Угадывать ту систематизацию, которую гений вносит в болезненно-пестрый мир впечатлений; систематизацию, весьма мало общего имеющую с той, которая слагается в жизни – в этой высокой игре, – вся моя радость. И мне кажется, что я лучше понимаю ее именно в «Преступлении и наказании».
После многих проб и брошенных начал и среди их памятных следов, то выбиваясь из ущемлений оскорбительной подлинности, то, наоборот, болезненно материализуясь, то расплываясь, то сгущаясь, то скользя, то вдавливаясь, мысль, наконец, выбрала себе две извилины, по которым отныне и совершается с привычными фиксированными задержками ее движение. Схематически это можно отчасти передать так.[12]
Вот две основные линии, разомкнутые и извилистые: на них-то и возникают, как бы по этапам мысли, те символы, которые потом размалевывает фантазия, а память обращает в людей.
Сетью пунктиров и черточных линий своеобразно сближаются и вызывают друг друга отдельные символы, а этим отчасти намечены уже и ситуации и даже самая фабула романа.
По одной извилине – ну, скажем, черной, – привыкла передаваться мысль о том, что смысл жизни, ее правда только в страдании.
Другую – красную – облюбовала себе мысль о том, что человек, наоборот, имеет право требовать… чего?
Да всего – счастья, наслаждения, власти, требовать хотя бы затем, чтобы на все это потом наплевать.
Крайними точками на черной кривой является маляр Миколка и Марфа Петровна Свидригайлова, а красную ограничивают Лужин и Раскольников. И на красной, разъемлющим эту линию на верхнюю и нижнюю ее части пунктом и главным узлом этой извилины, возникает символ Свидригайлова. Маляр и Марфа Петровна, Лужин и Раскольников – полярны, но их соединяют пунктиры красный и черный: это значит, что символы эти не только логически и постепенно, так сказать поэтапно, вытекают нижний из верхнего и верхний из нижнего, но что они вызывают друг друга и непосредственно по ассоциации, как комические контрасты, если мы захотим сохранить за ними их художественную оболочку.

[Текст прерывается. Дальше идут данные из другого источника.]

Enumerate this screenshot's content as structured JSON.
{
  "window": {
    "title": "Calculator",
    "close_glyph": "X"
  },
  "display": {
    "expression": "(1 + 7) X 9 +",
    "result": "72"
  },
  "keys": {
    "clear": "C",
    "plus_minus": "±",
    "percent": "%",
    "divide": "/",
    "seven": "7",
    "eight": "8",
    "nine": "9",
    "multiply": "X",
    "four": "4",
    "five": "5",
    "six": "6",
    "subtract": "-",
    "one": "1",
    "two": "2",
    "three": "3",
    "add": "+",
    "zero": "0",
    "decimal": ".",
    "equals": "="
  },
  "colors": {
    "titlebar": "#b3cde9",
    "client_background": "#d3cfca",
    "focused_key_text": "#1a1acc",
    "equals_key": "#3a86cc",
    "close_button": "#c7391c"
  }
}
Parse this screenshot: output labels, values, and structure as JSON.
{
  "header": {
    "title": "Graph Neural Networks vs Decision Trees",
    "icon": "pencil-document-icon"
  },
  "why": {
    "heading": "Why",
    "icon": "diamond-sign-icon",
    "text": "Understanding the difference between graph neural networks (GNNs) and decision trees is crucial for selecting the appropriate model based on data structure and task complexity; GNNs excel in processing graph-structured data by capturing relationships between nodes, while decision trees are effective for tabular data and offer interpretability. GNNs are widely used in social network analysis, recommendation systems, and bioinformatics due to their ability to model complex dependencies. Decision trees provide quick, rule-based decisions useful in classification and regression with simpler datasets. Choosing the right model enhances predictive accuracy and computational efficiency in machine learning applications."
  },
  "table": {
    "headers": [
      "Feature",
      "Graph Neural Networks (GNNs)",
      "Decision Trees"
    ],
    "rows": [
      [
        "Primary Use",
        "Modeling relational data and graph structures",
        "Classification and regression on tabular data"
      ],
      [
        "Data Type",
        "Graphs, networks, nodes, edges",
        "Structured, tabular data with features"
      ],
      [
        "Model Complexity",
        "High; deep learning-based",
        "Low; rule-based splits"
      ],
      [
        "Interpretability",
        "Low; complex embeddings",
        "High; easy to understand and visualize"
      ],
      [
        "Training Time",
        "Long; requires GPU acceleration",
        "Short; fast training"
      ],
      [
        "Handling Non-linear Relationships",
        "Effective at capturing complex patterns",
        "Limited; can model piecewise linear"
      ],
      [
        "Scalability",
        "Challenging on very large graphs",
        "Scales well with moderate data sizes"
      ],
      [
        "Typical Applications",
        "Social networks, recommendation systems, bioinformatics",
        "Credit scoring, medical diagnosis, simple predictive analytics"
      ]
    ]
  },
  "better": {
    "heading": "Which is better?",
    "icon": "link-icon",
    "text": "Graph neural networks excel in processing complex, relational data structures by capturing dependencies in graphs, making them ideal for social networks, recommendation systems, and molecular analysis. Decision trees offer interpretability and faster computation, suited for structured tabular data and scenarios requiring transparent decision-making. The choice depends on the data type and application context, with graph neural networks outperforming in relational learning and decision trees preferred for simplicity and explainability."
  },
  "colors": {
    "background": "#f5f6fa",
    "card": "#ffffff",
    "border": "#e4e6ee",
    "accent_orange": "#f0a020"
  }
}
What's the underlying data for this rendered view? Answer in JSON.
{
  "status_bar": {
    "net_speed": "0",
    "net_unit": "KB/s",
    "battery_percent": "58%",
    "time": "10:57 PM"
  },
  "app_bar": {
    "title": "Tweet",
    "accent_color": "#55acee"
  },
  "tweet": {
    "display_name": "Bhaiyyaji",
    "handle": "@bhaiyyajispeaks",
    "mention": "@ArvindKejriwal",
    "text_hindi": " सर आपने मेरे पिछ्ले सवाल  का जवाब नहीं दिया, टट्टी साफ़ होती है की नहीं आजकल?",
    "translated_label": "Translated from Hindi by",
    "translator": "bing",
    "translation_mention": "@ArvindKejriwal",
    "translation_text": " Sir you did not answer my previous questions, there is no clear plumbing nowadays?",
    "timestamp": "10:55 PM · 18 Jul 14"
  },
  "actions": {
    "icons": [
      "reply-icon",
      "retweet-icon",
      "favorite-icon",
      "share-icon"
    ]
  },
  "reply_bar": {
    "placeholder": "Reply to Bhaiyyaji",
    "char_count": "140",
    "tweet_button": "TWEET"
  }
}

Маляр – это высший символ страдания: здесь не только совпадают, но и покрывают одна другую обе идеи: Страдания и Правды.
Жизнерадостный мальчик при столкновении с грубой силой, которая грозит его засудить, решается принять на себя страдание. Так делали лучшие и высшие существа, и в этом, т. е. в его решении, таится частица чего-то непреоборимо-сильного и светлого до ослепительной яркости. Вот это что-то и берет его, радостного. Без героизма, без жертвы, без любви, почти стихийным тяготением, жгуче-ощутимым наследием долгой смены страстотерпцев определился этот начальный узел, спутавший в одно правду с судом, суд со страданием, а страдание с выкупом чего-то Единственного, Светлого, Нездешнего и Безусловного.

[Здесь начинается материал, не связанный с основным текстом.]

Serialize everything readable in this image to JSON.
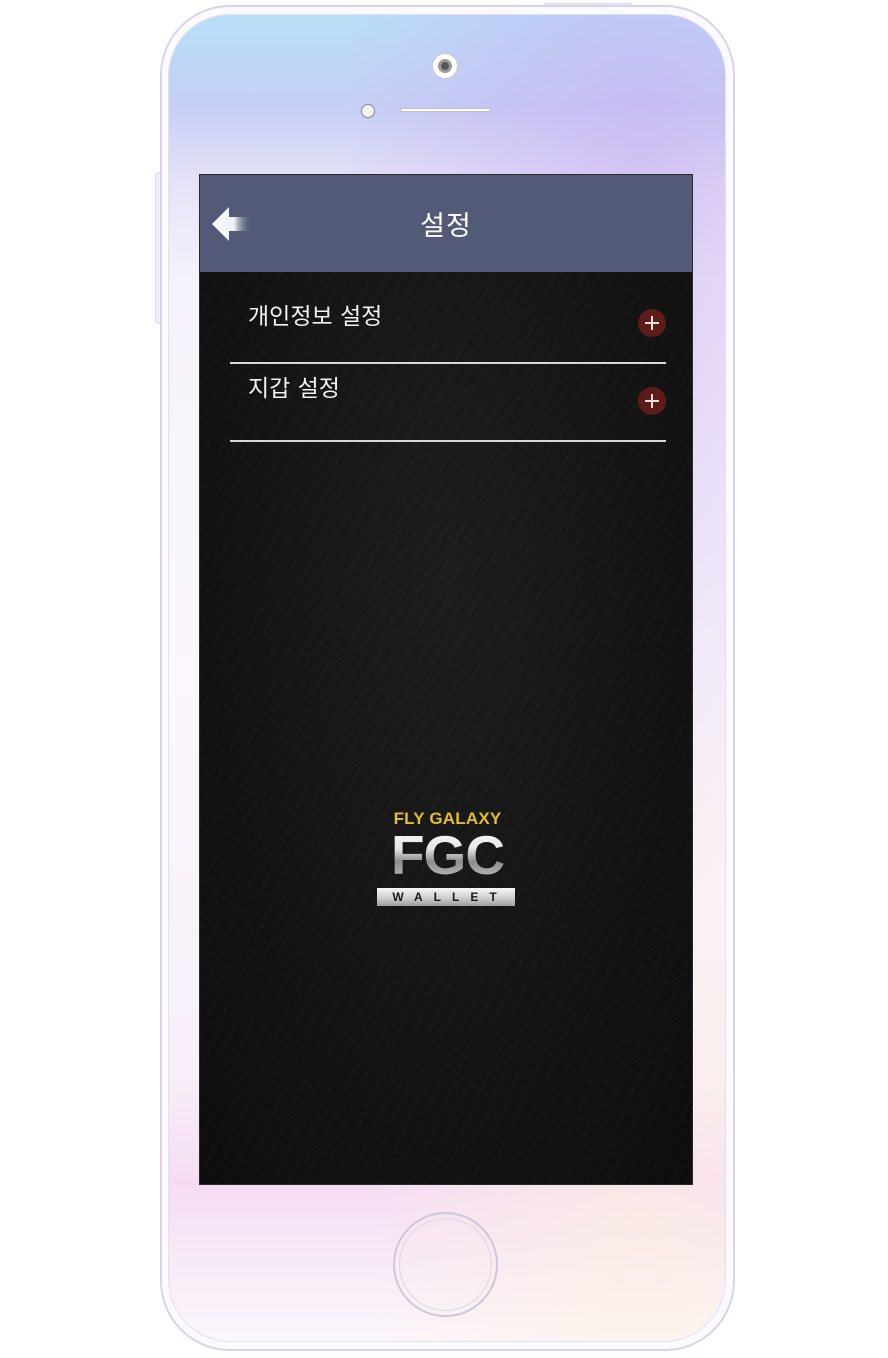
{
  "header": {
    "title": "설정",
    "back_icon": "arrow-left-icon"
  },
  "menu": {
    "items": [
      {
        "label": "개인정보 설정",
        "icon": "plus-icon"
      },
      {
        "label": "지갑 설정",
        "icon": "plus-icon"
      }
    ]
  },
  "logo": {
    "top_text": "FLY GALAXY",
    "main_text": "FGC",
    "bottom_text": "WALLET"
  },
  "colors": {
    "header_bg": "#525a78",
    "plus_button_bg": "#5e1c18",
    "logo_gold": "#e3be2c",
    "screen_bg": "#131313"
  }
}
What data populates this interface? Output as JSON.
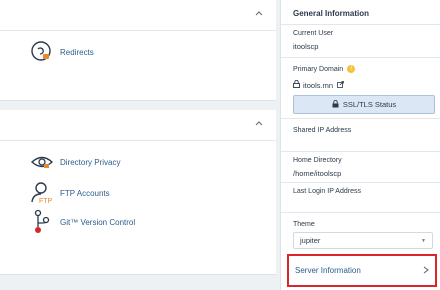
{
  "panels": {
    "top": {
      "items": [
        {
          "label": "Redirects",
          "icon": "redirects-icon"
        }
      ]
    },
    "second": {
      "items": [
        {
          "label": "Directory Privacy",
          "icon": "eye-icon"
        },
        {
          "label": "FTP Accounts",
          "icon": "ftp-user-icon"
        },
        {
          "label": "Git™ Version Control",
          "icon": "git-icon"
        }
      ]
    }
  },
  "sidebar": {
    "title": "General Information",
    "current_user_label": "Current User",
    "current_user": "itoolscp",
    "primary_domain_label": "Primary Domain",
    "primary_domain": "itools.mn",
    "ssl_button": "SSL/TLS Status",
    "shared_ip_label": "Shared IP Address",
    "home_directory_label": "Home Directory",
    "home_directory": "/home/itoolscp",
    "last_login_label": "Last Login IP Address",
    "theme_label": "Theme",
    "theme_value": "jupiter",
    "server_info": "Server Information"
  },
  "colors": {
    "accent": "#2c5d8a",
    "highlight": "#d9262b",
    "warning": "#e7a21d",
    "orange": "#e58b2e"
  }
}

Женским соответствием к символу маляра – возникает Лизавета. Эта не ищет пострадать, она только терпит, она – кроткая, она – вечно отягощенная то чужой похотью, то чужой злобою, она – бесполезно для себя сильная, безрадостно молодая и даже бессмысленно убитая. Она – вещь, но вещь только для нас; для античного бога это была бы его Кассандра.[13]

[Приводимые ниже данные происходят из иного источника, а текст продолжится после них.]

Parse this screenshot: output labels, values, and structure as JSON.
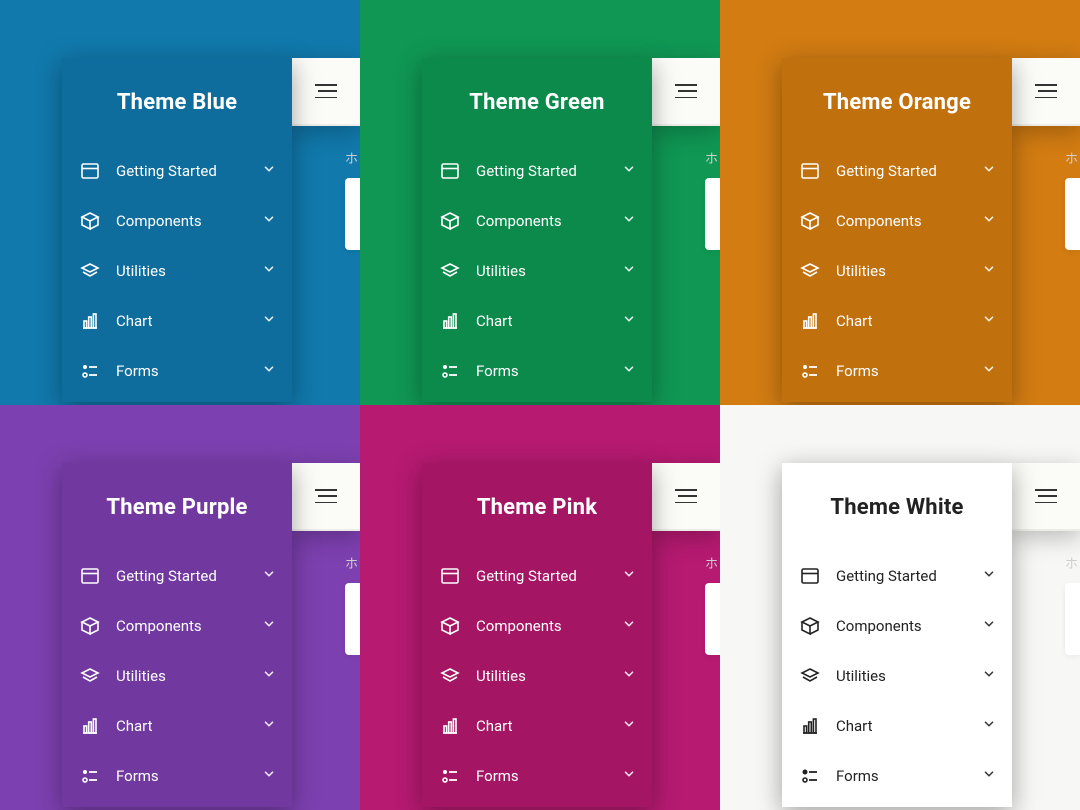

Когда мысль побывала уже на обоих отрогах, и, усиленная двумя потоками в объединяющем русле, она создает свой самый глубокий поворот в романе символ Сонечки Мармеладовой. Это уже не только кроткая и не только жертва, да и не думает она о страдании, ни о венце, ни о боге. Сердце Сони так целостно отдано чужим мукам, столько она их видит и провидит, и сострадание ее столь ненасытимо-жадно, что собственные муки и унижение не могут не казаться ей только подробностью, – места им больше в сердце не находится.